We wanted to dry camp yet needed cell coverage so we could arrange our next rendezvous with Lynne Snifka.  There were several good possibilities along the way at Denali State Park sites where we might glimpse Denali if weather cleared, but no cell coverage.  The sky was cloudy and threatening and you could only imagine where Denali would pop out.  We had such great views of the mountain in 1999 and sure hoped we’d be as lucky again.  Only 20% of visitors ever glimpse the great one, mostly because they flit in and out and don’t have the luxury of waiting out the weather.  Eventually we chose a nice big roadside pullout without ‘No Camping’ signs, faced the rig toward Denali and settled in.  Around 11pm the mountain ‘came out’.  It is a magnificent sight with the two peaks rising so majestically.  Larry was in heaven and barely slept all night.  With our charged battery and inverter, he could shoot all kinds of pictures, then come back to the waiting computer and delete and save.  The next morning every bus, RV and car that went by stopped to marvel at the view.

We had a day before our bus tour into Denali National Park, so we drove north, past Healy, and found another pullout that looked promising for the satellite dish to find the satellite.  We’d been in the shadow of mountains and trees for days now and were getting internet withdrawal.  We decided to stay if there was cell coverage, else check internet and look elsewhere.  I checked the phone when we stopped and it indicated No Service.  Within minutes however, it rang and friend Betty Schleifer from Minneapolis area called.  We were so happy to hear from her and even more to find out we did have cell coverage.  It was amazing, we were in such wilderness!!  We stayed there again a few days later and were witness to participants of the 2007 Sadler’s Ultra Challenge Handcycle & Wheelchair Race, which has 30 disabled international athletes head to Alaska to race hand powered cycles for 7 days over 267 miles on roads connecting Fairbanks to Anchorage.  Each rider went by soundlessly, followed by a car or truck protecting the driver and supporters shouting encouragement.  We saw them again the next morning from our bus in Denali Park.  What courage and determination!
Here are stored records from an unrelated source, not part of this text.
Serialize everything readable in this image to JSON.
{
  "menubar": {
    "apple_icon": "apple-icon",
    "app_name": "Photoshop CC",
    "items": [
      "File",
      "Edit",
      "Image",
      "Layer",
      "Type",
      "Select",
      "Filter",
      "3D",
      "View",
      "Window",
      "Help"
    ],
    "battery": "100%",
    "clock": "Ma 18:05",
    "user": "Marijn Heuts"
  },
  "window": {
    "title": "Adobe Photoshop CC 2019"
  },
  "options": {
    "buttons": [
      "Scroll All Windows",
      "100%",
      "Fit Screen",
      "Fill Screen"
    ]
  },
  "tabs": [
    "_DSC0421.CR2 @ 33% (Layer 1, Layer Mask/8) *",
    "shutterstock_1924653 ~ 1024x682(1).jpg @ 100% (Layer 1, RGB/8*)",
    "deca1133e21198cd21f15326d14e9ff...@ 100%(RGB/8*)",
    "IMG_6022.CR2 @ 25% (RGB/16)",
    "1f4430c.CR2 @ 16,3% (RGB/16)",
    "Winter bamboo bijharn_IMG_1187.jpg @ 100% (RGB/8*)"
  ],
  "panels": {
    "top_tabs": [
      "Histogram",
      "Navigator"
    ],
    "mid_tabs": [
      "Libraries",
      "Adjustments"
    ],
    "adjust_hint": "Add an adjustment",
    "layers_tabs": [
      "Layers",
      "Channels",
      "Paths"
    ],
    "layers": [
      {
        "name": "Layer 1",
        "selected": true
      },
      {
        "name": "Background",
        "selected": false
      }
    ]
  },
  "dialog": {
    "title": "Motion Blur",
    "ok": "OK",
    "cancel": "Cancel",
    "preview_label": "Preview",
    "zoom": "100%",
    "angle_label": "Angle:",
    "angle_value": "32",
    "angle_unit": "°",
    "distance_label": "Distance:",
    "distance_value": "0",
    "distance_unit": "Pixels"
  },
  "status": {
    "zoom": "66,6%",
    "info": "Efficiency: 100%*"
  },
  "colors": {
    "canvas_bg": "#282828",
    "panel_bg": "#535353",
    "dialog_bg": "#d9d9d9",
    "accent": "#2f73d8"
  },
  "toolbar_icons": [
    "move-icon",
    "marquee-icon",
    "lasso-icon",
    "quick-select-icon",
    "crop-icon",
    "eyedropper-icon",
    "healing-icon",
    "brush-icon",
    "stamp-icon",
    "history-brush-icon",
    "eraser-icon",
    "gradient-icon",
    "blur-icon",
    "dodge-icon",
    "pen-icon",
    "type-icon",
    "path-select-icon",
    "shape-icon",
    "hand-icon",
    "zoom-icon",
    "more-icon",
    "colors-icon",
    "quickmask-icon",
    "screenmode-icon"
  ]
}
We reserved seats on a 12 hour green shuttle bus ride to Kantishna and back.  You bring your own food and water for the day. Luckily the bus was empty enough that we didn’t all have to share seats.  We could spread out some which made it easier to jump up when someone spotted wildlife.  It sounds like a long day, but passed very quickly and pleasantly.  There are stops every little while for potty stops and a lunch stop and a souvenir shop.  Although the brochures offer two interpretive bus tour options: the Tundra Wilderness Tour and the Denali Natural History Tour, both offering a formally narrated tour experience by a certified interpretive driver and lunch, our green shuttle bus driver was an excellent wildlife spotter and identified everything he spotted.  The fancy tourists ride on old school buses just like we did but paid many more $$$.  We learned a lot that day and from my scribblings I can decipher that Denali National Park covers 6 million acres and is larger than Israel.  It is home to 39 species of mammal and 168 bird varieties.  From a distance, we saw a wolf, 4 grizzlies, dall sheep, ptarmigan, caribou, red fox, a golden eagle, and lots of duck varieties.  No moose, but we saw a cow and calf in a pond just outside the park twice, but the road was too busy to stop for photos.

When we returned to the RV, Lynne and puppy Bailey were waiting for us.  We got Subway subs, poured drinks and caught up again.  Bailey is a fun funny Jack Russell terrier who needed a home and Lynne couldn’t resist.  He went crazy when I moved my big exercise ball to clear out Lynne’s bed.  We let him jump at it and he looked just like a seal bouncing it around on his nose.  The next morning Lynne and Bailey headed for Anchorage and we visited the sled dogs in Denali.  One female had 8 new pups, yet she jumped and howled like the rest when they were choosing a team to demonstrate a sled race.